Quando si dice di una persona che è un “galantuomo”, si vuol rilevare quel grappolo di virtù umane che rendono positiva un’esistenza. Il beato cardinal John Henry Newman nel descrivere la qualifica di galantuomo diceva: «Essere galantuomo significa mostrare considerazione per gli altri, è l’equivalente di amare il prossimo come se stessi». Nella vita di ciascuno di noi abbiamo conosciuto persone, uomini e donne, meritevoli di questa definizione.
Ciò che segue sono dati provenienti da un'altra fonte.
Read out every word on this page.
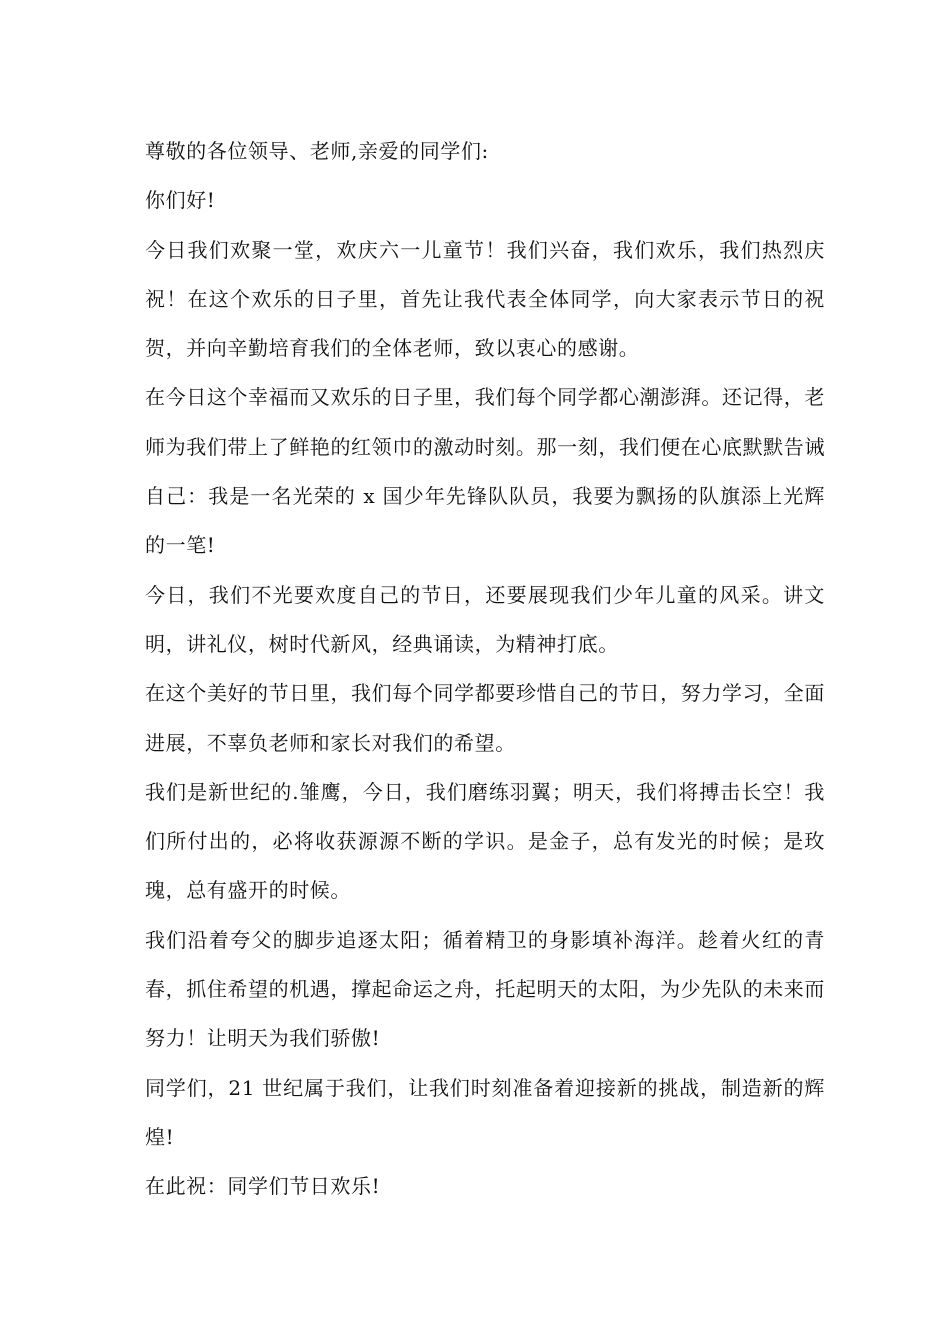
尊敬的各位领导、老师,亲爱的同学们:

你们好!

今日我们欢聚一堂，欢庆六一儿童节！我们兴奋，我们欢乐，我们热烈庆祝！在这个欢乐的日子里，首先让我代表全体同学，向大家表示节日的祝贺，并向辛勤培育我们的全体老师，致以衷心的感谢。

在今日这个幸福而又欢乐的日子里，我们每个同学都心潮澎湃。还记得，老师为我们带上了鲜艳的红领巾的激动时刻。那一刻，我们便在心底默默告诫自己：我是一名光荣的 x 国少年先锋队队员，我要为飘扬的队旗添上光辉的一笔!

今日，我们不光要欢度自己的节日，还要展现我们少年儿童的风采。讲文明，讲礼仪，树时代新风，经典诵读，为精神打底。

在这个美好的节日里，我们每个同学都要珍惜自己的节日，努力学习，全面进展，不辜负老师和家长对我们的希望。

我们是新世纪的.雏鹰，今日，我们磨练羽翼；明天，我们将搏击长空！我们所付出的，必将收获源源不断的学识。是金子，总有发光的时候；是玫瑰，总有盛开的时候。

我们沿着夸父的脚步追逐太阳；循着精卫的身影填补海洋。趁着火红的青春，抓住希望的机遇，撑起命运之舟，托起明天的太阳，为少先队的未来而努力！让明天为我们骄傲!

同学们，21 世纪属于我们，让我们时刻准备着迎接新的挑战，制造新的辉煌!

在此祝：同学们节日欢乐!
Un plebiscito per quest’attestazione, con certezza lo possiamo attribuire a don Vincenzo Savio, vescovo di Belluno-Feltre il 31 marzo 2004 all’età di cinquantanove anni. La sua giovane età, ma, soprattutto, la testimonianza del suo entusiasta zelo apostolico hanno promosso un coro di simpatia nei pochi anni in cui è stato vescovo nella diocesi Belluno-Feltre. Perché ne scriviamo? Perché don Vincenzo, come si faceva chiamare anche da vescovo, nelle ultime settimane della sua malattia mortale ha voluto che la porta dell’arcivescovado fosse aperta così che i suoi diocesani potessero dargli un “Addio”, così, “consegnarlo a Dio”, al momento della sua morte. Ci fu una grande partecipazione alle vicende della sua salute, soprattutto, per benefica e incoraggiante prospettiva pastorale che aveva suscitato nei tre anni della sua missione episcopale.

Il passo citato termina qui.